Auschwitz lesson

It is sixty years since Russian troops liberated Auschwitz, the largest of the Nazi death camps in northern Europe. Almost six million people, most of them Jews were killed in such camps by Hitler’s men. Apart from saving thousands from starvation, gas chambers and certain death, the liberation of Auschwitz on January 27, 1945, also marked the symbolic end of Hitler’s downfall and one of the most stark episodes of barbarity man ever perpetrated against mankind. If the date evokes historical significance each year, this anniversary is particularly a special one as time is likely to take toll on the number of survivors who will return to the next commemorative event, held every 10 years. In other words, each successive generation is likely to push back the memories of World War II Nazi atrocities that much further. That is a cause for serious concern. It was too heavy a price the mankind paid to learn how man could evolve to be its own nem-esis. At all cost, historical amnesia must not be allowed to set in.

But this anniversary must also be an occasion to chart a new course for those countries, organisations and alliances struggling to prevent xenophobia in different parts of the world. That, however, is not to give license to the belligerent ones to push their singular agenda forward in the garb of global security. The lesson ethnic cleansing in former Yugoslavia offered in the mid-nineties are still fresh, even if slightly forgotten. Though the scale of Milosevic’s and Karadzic’s atrocities was no match for that of the Nazis, the intensity of the hate campaign were no less damaging. Even more gory was the Hutu-led brutal slaughter of Tutsis in Rwanda. Ironically, the UN, the very organisation that was conceptualised on the premise of preventing the future episodes of the Holocausts, sat idle over a Rwanda even when its rivers were choked with dead bodies. The anniversary of Auschwitz liberation, therefore, is a moment to hearken at history and take as an inspiration for building a better future.

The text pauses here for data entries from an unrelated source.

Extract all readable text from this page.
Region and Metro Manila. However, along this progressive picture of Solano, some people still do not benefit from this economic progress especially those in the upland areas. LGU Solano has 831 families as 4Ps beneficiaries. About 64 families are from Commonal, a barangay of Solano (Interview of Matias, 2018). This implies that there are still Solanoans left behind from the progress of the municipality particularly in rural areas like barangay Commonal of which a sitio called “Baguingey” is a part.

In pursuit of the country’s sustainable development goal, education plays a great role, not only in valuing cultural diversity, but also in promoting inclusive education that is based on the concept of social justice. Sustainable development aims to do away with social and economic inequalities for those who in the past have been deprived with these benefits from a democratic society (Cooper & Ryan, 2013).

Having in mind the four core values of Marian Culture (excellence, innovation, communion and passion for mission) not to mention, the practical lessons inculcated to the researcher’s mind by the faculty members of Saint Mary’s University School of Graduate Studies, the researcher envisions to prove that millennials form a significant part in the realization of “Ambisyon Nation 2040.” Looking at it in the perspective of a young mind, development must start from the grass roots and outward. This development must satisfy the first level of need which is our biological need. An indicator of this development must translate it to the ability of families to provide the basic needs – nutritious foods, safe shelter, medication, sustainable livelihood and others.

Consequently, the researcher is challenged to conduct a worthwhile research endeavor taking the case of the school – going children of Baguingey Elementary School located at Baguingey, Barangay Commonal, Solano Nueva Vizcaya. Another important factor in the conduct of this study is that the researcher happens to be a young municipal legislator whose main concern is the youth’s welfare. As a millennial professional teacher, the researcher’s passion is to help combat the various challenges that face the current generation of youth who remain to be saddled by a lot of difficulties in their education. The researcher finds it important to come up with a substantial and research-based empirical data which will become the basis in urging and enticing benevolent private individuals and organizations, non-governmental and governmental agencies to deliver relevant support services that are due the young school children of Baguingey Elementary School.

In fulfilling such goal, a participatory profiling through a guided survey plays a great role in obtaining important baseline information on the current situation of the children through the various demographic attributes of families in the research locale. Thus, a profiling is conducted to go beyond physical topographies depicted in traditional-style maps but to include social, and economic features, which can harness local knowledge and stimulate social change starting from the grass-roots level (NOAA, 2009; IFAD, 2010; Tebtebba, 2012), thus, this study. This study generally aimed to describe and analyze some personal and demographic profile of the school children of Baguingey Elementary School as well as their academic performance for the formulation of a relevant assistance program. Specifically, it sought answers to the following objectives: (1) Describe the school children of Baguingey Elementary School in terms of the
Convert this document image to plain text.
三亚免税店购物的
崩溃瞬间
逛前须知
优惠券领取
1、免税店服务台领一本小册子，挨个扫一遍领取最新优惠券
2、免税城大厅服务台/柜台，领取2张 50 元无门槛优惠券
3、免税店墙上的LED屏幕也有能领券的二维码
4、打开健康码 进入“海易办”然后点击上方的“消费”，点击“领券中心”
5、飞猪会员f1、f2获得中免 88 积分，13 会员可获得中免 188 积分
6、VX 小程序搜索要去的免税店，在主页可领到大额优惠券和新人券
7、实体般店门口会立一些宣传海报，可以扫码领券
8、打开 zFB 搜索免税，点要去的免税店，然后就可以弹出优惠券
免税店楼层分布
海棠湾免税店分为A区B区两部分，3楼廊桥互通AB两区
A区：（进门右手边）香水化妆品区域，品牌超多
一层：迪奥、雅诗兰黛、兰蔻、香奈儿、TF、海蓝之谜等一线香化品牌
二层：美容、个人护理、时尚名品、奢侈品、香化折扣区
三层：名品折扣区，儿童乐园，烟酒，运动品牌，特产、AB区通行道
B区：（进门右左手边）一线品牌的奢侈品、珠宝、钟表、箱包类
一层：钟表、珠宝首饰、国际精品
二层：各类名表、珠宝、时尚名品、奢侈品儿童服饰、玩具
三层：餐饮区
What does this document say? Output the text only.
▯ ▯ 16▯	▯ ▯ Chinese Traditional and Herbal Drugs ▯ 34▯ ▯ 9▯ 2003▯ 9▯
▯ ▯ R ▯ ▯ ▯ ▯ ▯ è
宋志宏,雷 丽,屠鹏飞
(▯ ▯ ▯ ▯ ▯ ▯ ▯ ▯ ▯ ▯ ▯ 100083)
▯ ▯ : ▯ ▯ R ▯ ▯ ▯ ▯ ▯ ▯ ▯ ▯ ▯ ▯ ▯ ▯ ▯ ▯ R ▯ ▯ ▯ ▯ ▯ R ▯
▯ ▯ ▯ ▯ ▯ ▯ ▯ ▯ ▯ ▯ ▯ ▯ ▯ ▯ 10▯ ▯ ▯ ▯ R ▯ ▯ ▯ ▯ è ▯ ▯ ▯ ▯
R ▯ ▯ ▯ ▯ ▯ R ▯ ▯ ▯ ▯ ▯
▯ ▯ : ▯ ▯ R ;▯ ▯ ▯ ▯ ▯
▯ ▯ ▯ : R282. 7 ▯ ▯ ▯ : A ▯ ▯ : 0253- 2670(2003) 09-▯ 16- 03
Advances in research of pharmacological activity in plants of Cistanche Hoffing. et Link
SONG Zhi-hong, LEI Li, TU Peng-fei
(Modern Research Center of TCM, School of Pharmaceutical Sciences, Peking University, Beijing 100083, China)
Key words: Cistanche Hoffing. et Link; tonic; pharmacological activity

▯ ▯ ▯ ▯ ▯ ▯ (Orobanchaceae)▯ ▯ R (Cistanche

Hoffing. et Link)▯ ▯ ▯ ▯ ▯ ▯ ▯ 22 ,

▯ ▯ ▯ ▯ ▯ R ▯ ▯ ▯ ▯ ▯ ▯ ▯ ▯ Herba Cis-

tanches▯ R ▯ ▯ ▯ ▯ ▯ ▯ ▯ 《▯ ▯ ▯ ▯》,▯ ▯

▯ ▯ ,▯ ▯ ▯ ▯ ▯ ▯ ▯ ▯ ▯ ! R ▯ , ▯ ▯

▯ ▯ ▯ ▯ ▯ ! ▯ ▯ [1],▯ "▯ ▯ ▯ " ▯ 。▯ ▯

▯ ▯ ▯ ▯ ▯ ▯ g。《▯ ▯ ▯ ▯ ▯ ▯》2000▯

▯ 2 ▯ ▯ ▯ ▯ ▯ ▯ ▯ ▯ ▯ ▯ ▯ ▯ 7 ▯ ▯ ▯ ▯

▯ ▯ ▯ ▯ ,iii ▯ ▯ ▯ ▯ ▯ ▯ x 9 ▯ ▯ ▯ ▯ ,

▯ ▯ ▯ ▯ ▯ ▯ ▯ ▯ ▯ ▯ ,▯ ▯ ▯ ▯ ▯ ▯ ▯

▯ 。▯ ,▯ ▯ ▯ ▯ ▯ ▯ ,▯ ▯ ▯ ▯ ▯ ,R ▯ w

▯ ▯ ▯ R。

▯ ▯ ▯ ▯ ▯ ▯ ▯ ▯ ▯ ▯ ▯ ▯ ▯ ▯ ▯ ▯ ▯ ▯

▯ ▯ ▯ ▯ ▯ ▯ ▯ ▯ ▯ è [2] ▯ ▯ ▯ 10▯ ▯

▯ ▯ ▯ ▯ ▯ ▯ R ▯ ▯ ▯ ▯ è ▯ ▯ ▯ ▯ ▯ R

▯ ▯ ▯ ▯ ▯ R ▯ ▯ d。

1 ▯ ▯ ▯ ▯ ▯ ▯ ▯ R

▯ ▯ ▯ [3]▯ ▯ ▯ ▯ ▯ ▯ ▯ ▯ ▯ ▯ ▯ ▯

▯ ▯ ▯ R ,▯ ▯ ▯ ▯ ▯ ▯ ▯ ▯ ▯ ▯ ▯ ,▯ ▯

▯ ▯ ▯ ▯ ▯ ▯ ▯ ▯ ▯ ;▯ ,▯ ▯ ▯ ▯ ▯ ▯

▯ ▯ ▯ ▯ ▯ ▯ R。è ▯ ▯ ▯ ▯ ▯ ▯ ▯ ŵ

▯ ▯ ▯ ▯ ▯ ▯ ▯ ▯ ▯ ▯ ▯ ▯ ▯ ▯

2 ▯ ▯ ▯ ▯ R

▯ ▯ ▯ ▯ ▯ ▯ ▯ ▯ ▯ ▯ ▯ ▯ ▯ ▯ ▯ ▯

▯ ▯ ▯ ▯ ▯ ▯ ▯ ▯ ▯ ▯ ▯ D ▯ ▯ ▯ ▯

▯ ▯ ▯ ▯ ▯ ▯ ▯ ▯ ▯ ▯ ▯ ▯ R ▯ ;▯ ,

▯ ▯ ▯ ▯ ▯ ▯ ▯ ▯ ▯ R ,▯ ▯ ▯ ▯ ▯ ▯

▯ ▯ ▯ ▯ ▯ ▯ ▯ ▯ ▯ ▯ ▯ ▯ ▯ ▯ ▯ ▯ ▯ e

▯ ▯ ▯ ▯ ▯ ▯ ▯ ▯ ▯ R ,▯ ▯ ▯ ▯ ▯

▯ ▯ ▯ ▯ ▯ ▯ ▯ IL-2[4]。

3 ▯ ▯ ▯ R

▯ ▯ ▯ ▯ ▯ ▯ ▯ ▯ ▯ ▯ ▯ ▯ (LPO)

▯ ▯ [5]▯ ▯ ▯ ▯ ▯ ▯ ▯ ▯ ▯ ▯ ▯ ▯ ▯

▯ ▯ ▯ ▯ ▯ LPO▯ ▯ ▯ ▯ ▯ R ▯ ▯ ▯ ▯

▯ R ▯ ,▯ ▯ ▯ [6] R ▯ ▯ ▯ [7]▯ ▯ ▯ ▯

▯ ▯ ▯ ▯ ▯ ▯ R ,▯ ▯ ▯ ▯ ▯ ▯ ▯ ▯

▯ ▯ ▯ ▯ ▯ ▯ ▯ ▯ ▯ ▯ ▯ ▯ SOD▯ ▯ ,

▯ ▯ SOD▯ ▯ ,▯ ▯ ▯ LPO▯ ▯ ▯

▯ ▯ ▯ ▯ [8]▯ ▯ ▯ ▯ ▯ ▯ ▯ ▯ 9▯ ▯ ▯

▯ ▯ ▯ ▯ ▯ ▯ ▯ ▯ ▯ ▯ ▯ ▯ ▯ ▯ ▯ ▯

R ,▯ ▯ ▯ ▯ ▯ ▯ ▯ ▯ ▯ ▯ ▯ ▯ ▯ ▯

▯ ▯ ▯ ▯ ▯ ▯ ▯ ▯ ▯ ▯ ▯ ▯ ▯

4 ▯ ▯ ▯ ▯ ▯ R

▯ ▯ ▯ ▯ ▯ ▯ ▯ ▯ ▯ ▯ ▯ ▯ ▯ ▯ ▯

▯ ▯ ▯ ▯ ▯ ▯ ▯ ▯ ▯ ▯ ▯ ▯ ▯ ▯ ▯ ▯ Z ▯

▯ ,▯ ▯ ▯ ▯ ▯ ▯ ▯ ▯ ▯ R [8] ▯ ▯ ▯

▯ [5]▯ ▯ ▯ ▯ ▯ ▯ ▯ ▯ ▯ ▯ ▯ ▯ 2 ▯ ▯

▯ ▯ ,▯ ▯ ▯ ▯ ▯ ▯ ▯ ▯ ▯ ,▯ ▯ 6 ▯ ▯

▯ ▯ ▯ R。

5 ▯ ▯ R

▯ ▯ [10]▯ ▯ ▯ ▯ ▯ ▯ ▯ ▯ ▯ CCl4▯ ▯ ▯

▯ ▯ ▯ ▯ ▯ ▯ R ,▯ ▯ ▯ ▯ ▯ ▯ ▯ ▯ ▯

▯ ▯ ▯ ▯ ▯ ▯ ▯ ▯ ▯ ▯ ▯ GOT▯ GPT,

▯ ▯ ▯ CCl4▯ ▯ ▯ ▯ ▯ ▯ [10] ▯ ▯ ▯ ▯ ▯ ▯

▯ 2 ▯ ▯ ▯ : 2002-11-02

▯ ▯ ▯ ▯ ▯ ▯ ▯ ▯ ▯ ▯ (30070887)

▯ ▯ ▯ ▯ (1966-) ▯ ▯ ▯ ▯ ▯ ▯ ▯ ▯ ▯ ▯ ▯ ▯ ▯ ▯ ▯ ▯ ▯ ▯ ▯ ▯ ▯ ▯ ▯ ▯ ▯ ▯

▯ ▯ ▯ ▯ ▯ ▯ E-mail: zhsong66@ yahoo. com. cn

As a mandated organisation to stop another Rwanda in the making, the UN in the years to come has a greater role to play than any other country or organisation. But in the six decades since its establishment, the blue helmets have not always been able to stop such acts of barbarity in various trouble spots aro-und the globe. As Auschwitz reminds all of the vulnerability of mankind, the UN’s role must surely be a revitalised one to avert or even pre-empt possible debacles arising out of ethnic cleansing or genocides in future. The immediate effort that it must spearhead to set things right awaits Darfur in Sudan. This anniversary is one poignant moment to pause and evaluate the mankind’s past follies that can be prevented in future.